In the week since the start of Washtenaw County’s stay-in-place order for undergraduate students at the University of Michigan, sales have dipped for some businesses in Ann Arbor. Jerusalem Garden, a popular restaurant run by City Councilmember Ali Ramlawi, D-Ward 5, has experienced a decrease in customer traffic since the order took effect.
“We have seen a softening in business a bit,” Ramlawi said. “You could tell that it has had an effect. It softened what were already soft numbers to begin with.”
Ramlawi noted the necessity of the order amid rising cases on campus, saying that “when the county issues an edict like that, it’s pretty serious.”
Since restaurants were permitted to open up again in June, Jerusalem Garden has only allowed patio seating at its East Liberty Street location while continuing its take-out business. The restaurant will take customers on the patio as long as they follow COVID guidelines.
“It’s tough to be hospitable and yet enforce social distancing standards,” Ramlawi said. “It remains too much of an unstable situation to open up the inside for now.”
Salads UP, another restaurant on East Liberty Street, quickly adjusted to the constraints of the pandemic to accommodate customers while staying safe. Jared Hoffman, owner of the Ann Arbor establishment, believes his business is well prepared for the new circumstances.
“Overall, it doesn’t really change anything for us,” Hoffman said. “Right when the pandemic started, we went to all digital, everything online, everything pickup and delivery, using your phone for ordering purposes right away. So it didn’t really register that much for us just because we had changed the way we were running the business pretty early on.”
Hoffman emphasized the importance of safety in the restaurant environment, for staff as well as customers. He believes that take-out and delivery will still keep business active while also ensuring that everyone involved remains healthy. Ramlawi agreed.
“We haven’t been trying to get used to anything ever since COVID began in March,” Ramlawi said. “Every week is different, every month has been different, every day seems to be different. So you take it day by day.”
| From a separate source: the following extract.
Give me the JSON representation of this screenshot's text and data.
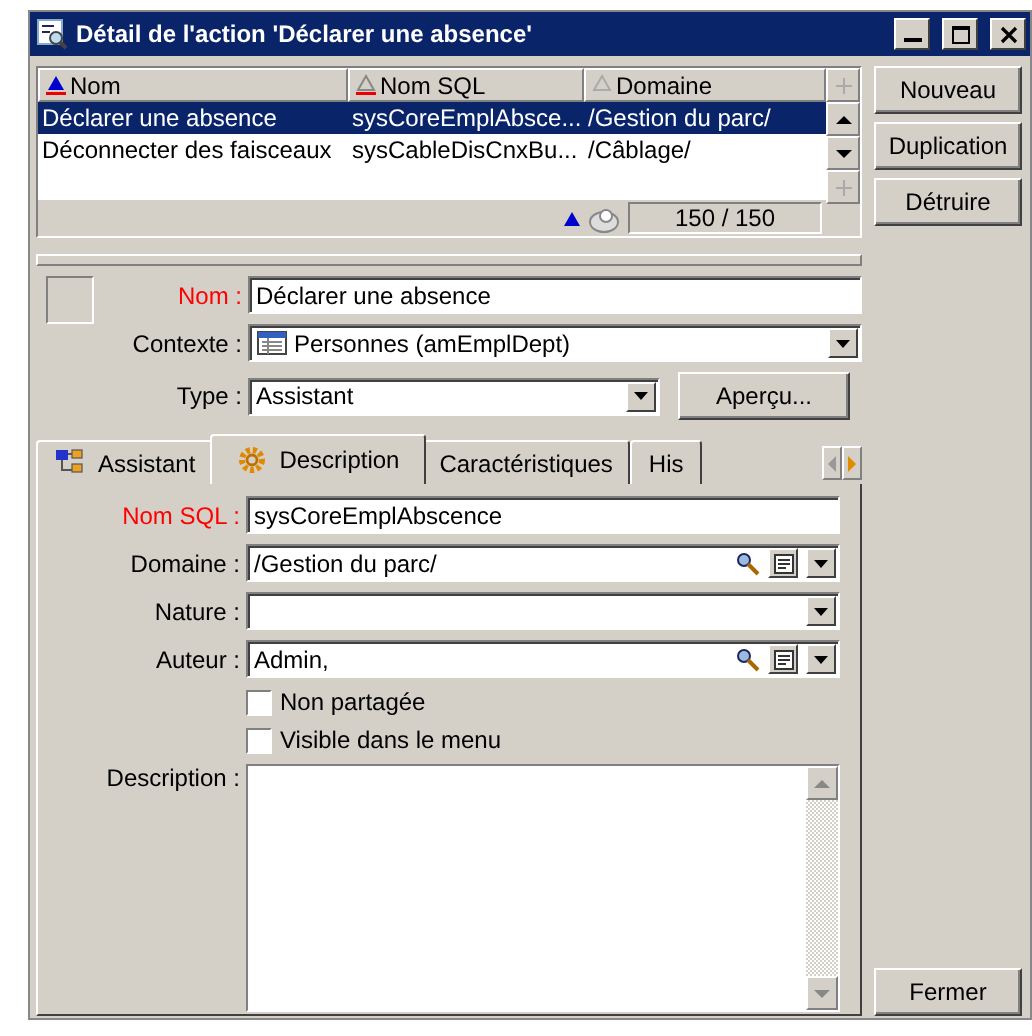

Ruth Kraut, deputy health officer for Washtenaw County, said local businesses have been accommodating when it comes to complying with the guidelines.
“We have a generally cooperative relationship with our restaurants and we have a programming manager who’s been managing all of the restaurants’ questions,” Kraut said. “We really want them to support cooperation with the order.”
Kraut said though undergraduates aren’t permitted to eat in restaurants or go shopping for inessential items, they are allowed to get take-out and go grocery shopping. She noted the in-person interactions concern the county most in terms of transmission risk.
If undergraduates do attempt to breach the guidelines of the order, there is already a system in place for Washtenaw County to investigate the situation. But, Kraut added, the county also recognizes the difficulty this places on restaurants.
“We get complaints from people all the time sent to the email that’s on our website, or phone calls, and we follow up on those complaints,” Kraut said. “But we’re not really trying to be punitive, that’s not really the goal. The goal is to keep everybody healthy and to be able to stay in school.”
Last week, the Washtenaw County Board of Commissioners adopted a schedule of civil monetary penalties for violations of local public health guidelines. People who do not comply with the rules can be issued citations ranging from $500 to $1,000, with an option to appeal the charge. However, officials said they would emphasize education and prevention before resorting to fines.
Like other students, Business freshman Marcel Wong is skeptical of the order’s effectiveness.
“I think the stay-at-home order, while warranted, is a bit too little, too late,” Wong said. “… The COVID-19 pandemic has obviously been an issue for many months, but conveniently taking action on it before the first football game and Halloween signifies perhaps a different intention from the University’s perspective.”
Wong lives in Mary Markley Residence Hall, where students were ordered to practice enhanced social distancing prior to the county’s order due to a spike in COVID-19 cases. He said these restrictions have altered students’ spending habits.
“I have definitely purchased less from outside restaurants and have eaten more dining hall food since I have already paid for my meal plan for the semester,” Wong said. “I typically order out when I am with other people and friends, and in accordance with the order, I have not been.”
After the financial worries brought on by the start of the pandemic, businesses now know to expect these fluctuations in customer levels due to the constant changes, Ramlawi said.
“We’re just holding on for a better year,” Ramlawi said. “We are all just trying to save what we’ve built.”